Webinar: Why Bank Governance Matters Now More than Ever
Why It Matters
Effective bank governance now safeguards financial stability and positions institutions to capture value from digital‑asset innovations, making it a decisive factor for investors, regulators and shareholders.
Key Takeaways
- •Geopolitical risk now a core operational concern for banks.
- •Boards must integrate geopolitical scenarios into stress‑testing frameworks.
- •Digital transformation, AI, and stablecoins introduce new regulatory challenges.
- •Sanctions compliance requires risk‑based models and cross‑border coordination.
- •Enhanced data collection on operational exposures is essential for resilience.
Summary
The Said Business School webinar brought together co‑directors Amir Amel Zayda and Karen Alexander to argue that bank governance has become a strategic imperative in an era of heightened geopolitical turbulence, rapid digitalisation and evolving regulatory expectations.
They identified three intersecting trends: fragmentation of the global order that amplifies geopolitical risk; a digital transformation wave driven by AI, cybersecurity concerns and the rise of stablecoins and crypto‑assets; and renewed focus on conduct and accountability after high‑profile board failures. The speakers noted that post‑2008 regulatory reforms—higher capital and liquidity buffers—have helped banks weather COVID‑19 and current market volatility, but rising debt levels and asset‑price bubbles mean a single shock could trigger rapid sell‑offs.
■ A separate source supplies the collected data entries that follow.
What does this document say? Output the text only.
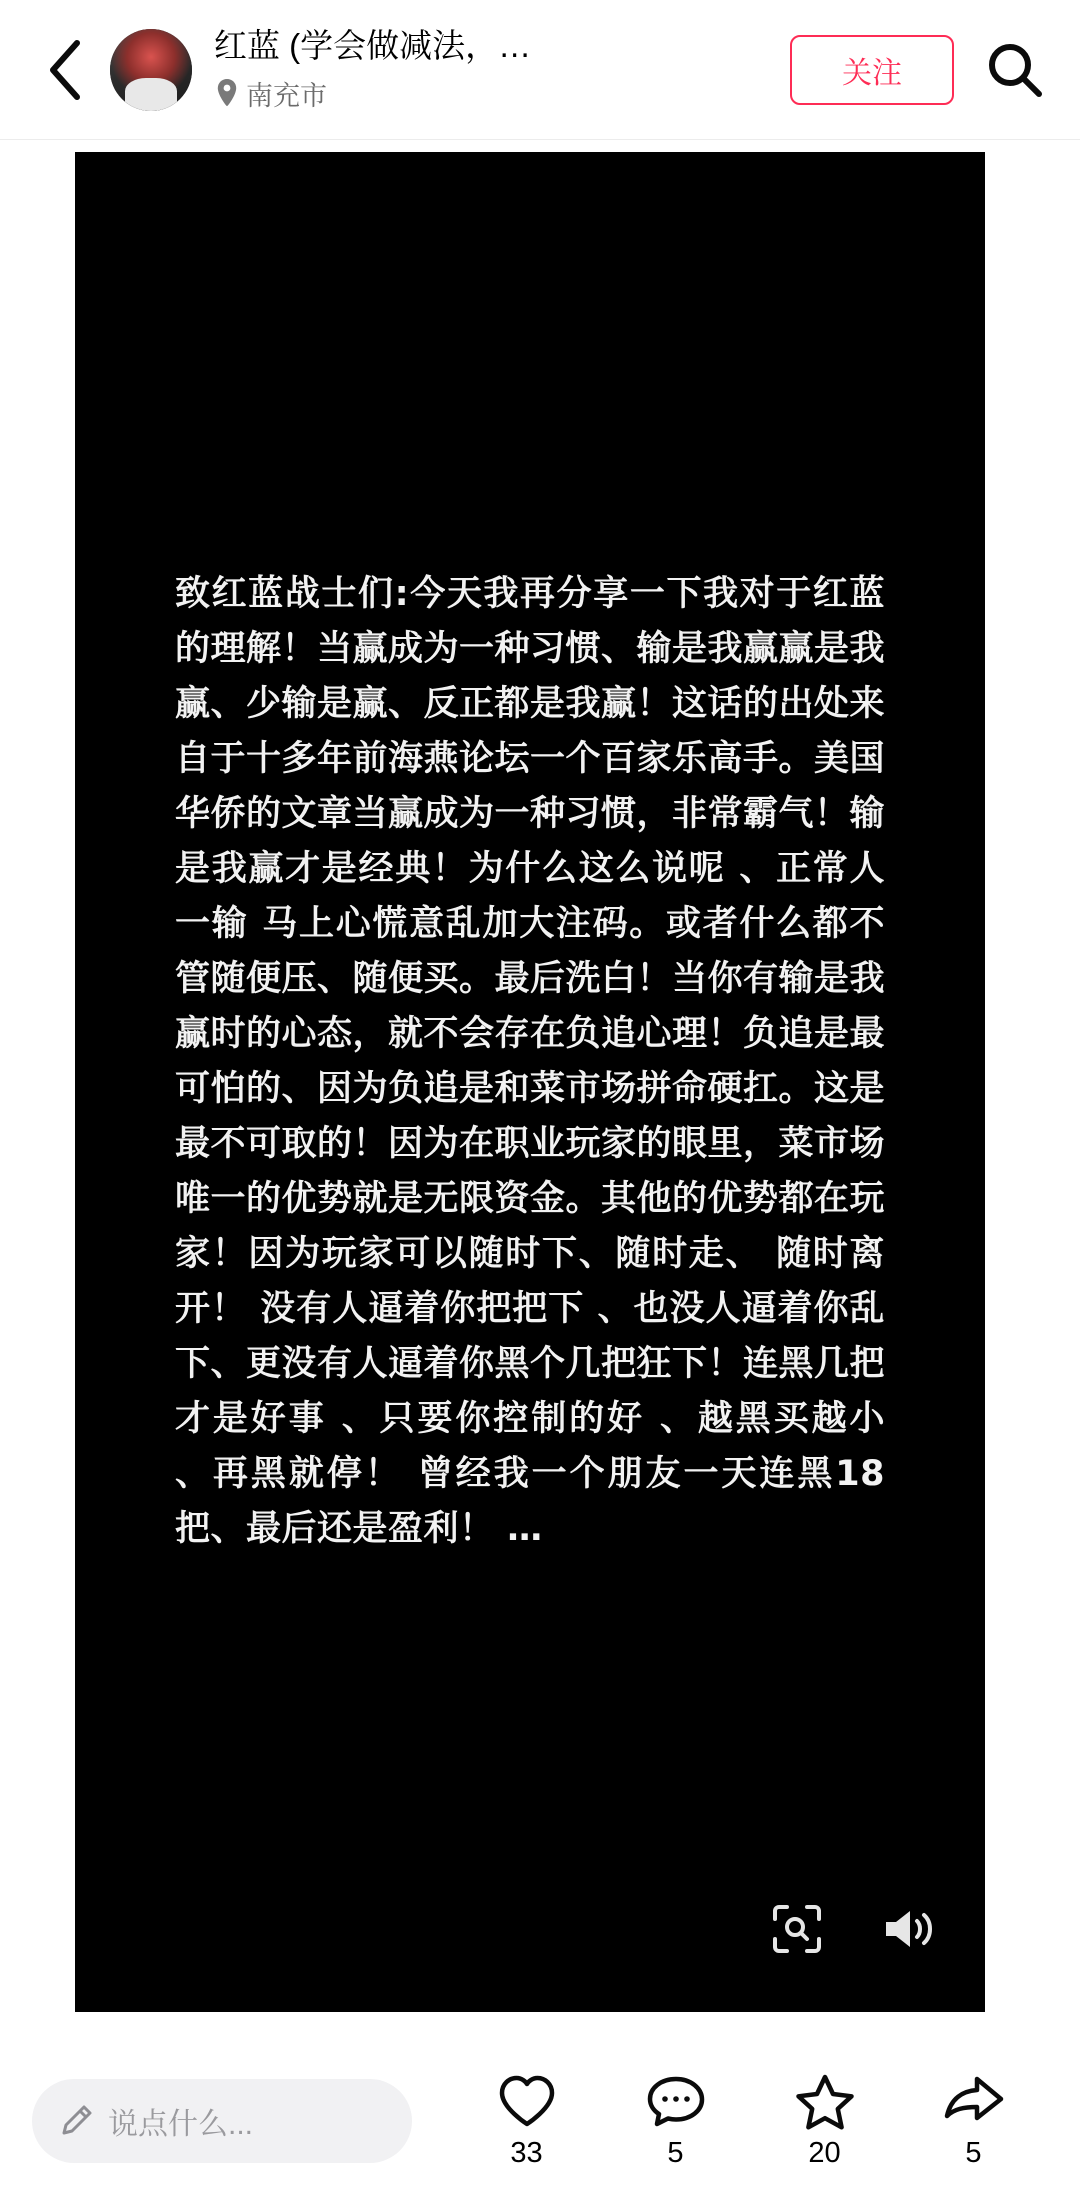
红蓝 (学会做减法，…
南充市
关注
致红蓝战士们:今天我再分享一下我对于红蓝的理解！当赢成为一种习惯、输是我赢赢是我赢、少输是赢、反正都是我赢！这话的出处来自于十多年前海燕论坛一个百家乐高手。美国华侨的文章当赢成为一种习惯，非常霸气！输是我赢才是经典！为什么这么说呢 、正常人一输 马上心慌意乱加大注码。或者什么都不管随便压、随便买。最后洗白！当你有输是我赢时的心态，就不会存在负追心理！负追是最可怕的、因为负追是和菜市场拼命硬扛。这是最不可取的！因为在职业玩家的眼里，菜市场唯一的优势就是无限资金。其他的优势都在玩家！因为玩家可以随时下、随时走、 随时离开！ 没有人逼着你把把下 、也没人逼着你乱下、更没有人逼着你黑个几把狂下！连黑几把才是好事 、只要你控制的好 、越黑买越小 、再黑就停！ 曾经我一个朋友一天连黑18把、最后还是盈利！ …
说点什么...
33	5	20	5
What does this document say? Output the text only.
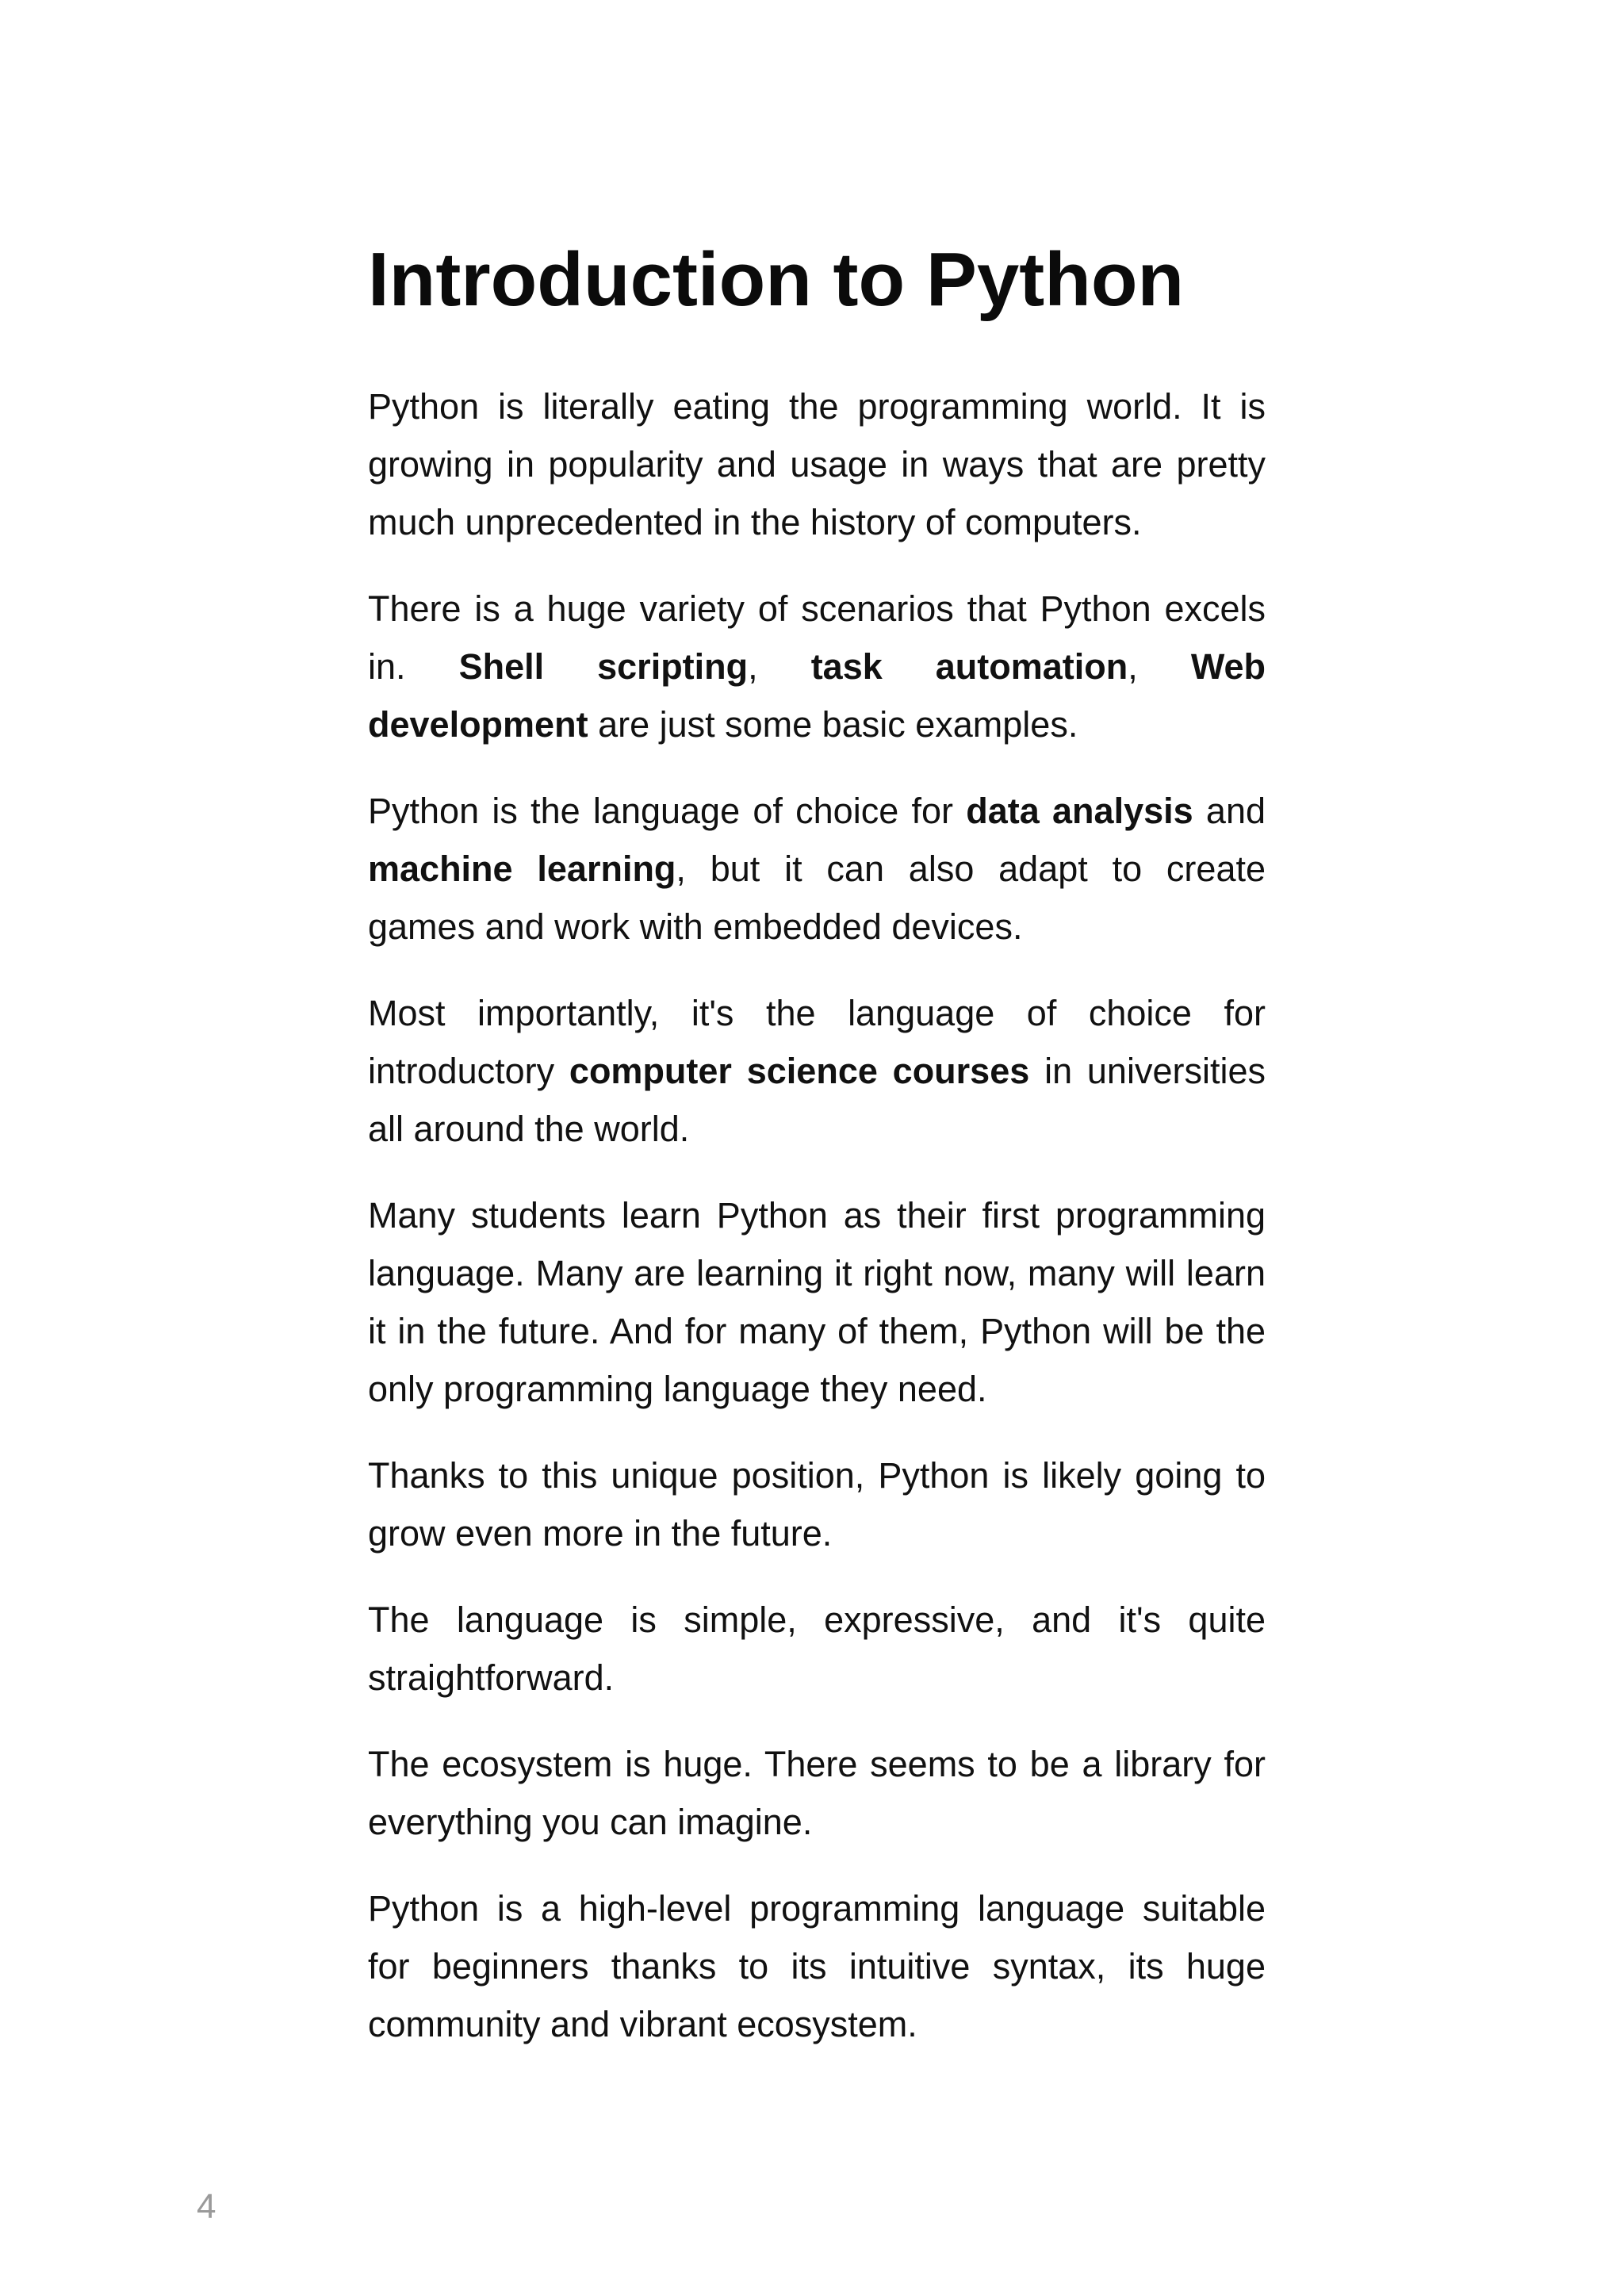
Introduction to Python

Python is literally eating the programming world. It is growing in popularity and usage in ways that are pretty much unprecedented in the history of computers.

There is a huge variety of scenarios that Python excels in. Shell scripting, task automation, Web development are just some basic examples.

Python is the language of choice for data analysis and machine learning, but it can also adapt to create games and work with embedded devices.

Most importantly, it's the language of choice for introductory computer science courses in universities all around the world.

Many students learn Python as their first programming language. Many are learning it right now, many will learn it in the future. And for many of them, Python will be the only programming language they need.

Thanks to this unique position, Python is likely going to grow even more in the future.

The language is simple, expressive, and it's quite straightforward.

The ecosystem is huge. There seems to be a library for everything you can imagine.

Python is a high-level programming language suitable for beginners thanks to its intuitive syntax, its huge community and vibrant ecosystem.

4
Key recommendations included expanding stress‑testing to cover geopolitical scenarios, improving operational‑risk data collection, and establishing cross‑border coordination for subsidiaries. Kiana highlighted the need for risk‑based sanctions models, citing the Sberbank case where EU subsidiaries were frozen despite the parent’s solvency. On the digital front, the new EU Markets in Crypto‑Assets (MiCA) regime, effective 2024, was presented as both a compliance hurdle and a gateway for banks to enter stablecoin and crypto‑service markets.
For board members, the takeaway is clear: governance frameworks must evolve to monitor external political shocks, embed technology risk oversight, and ensure transparent, risk‑weighted sanction compliance. Failure to adapt could expose institutions to liquidity crises, regulatory penalties, and reputational damage, while proactive governance can unlock growth opportunities in the emerging digital‑currency ecosystem.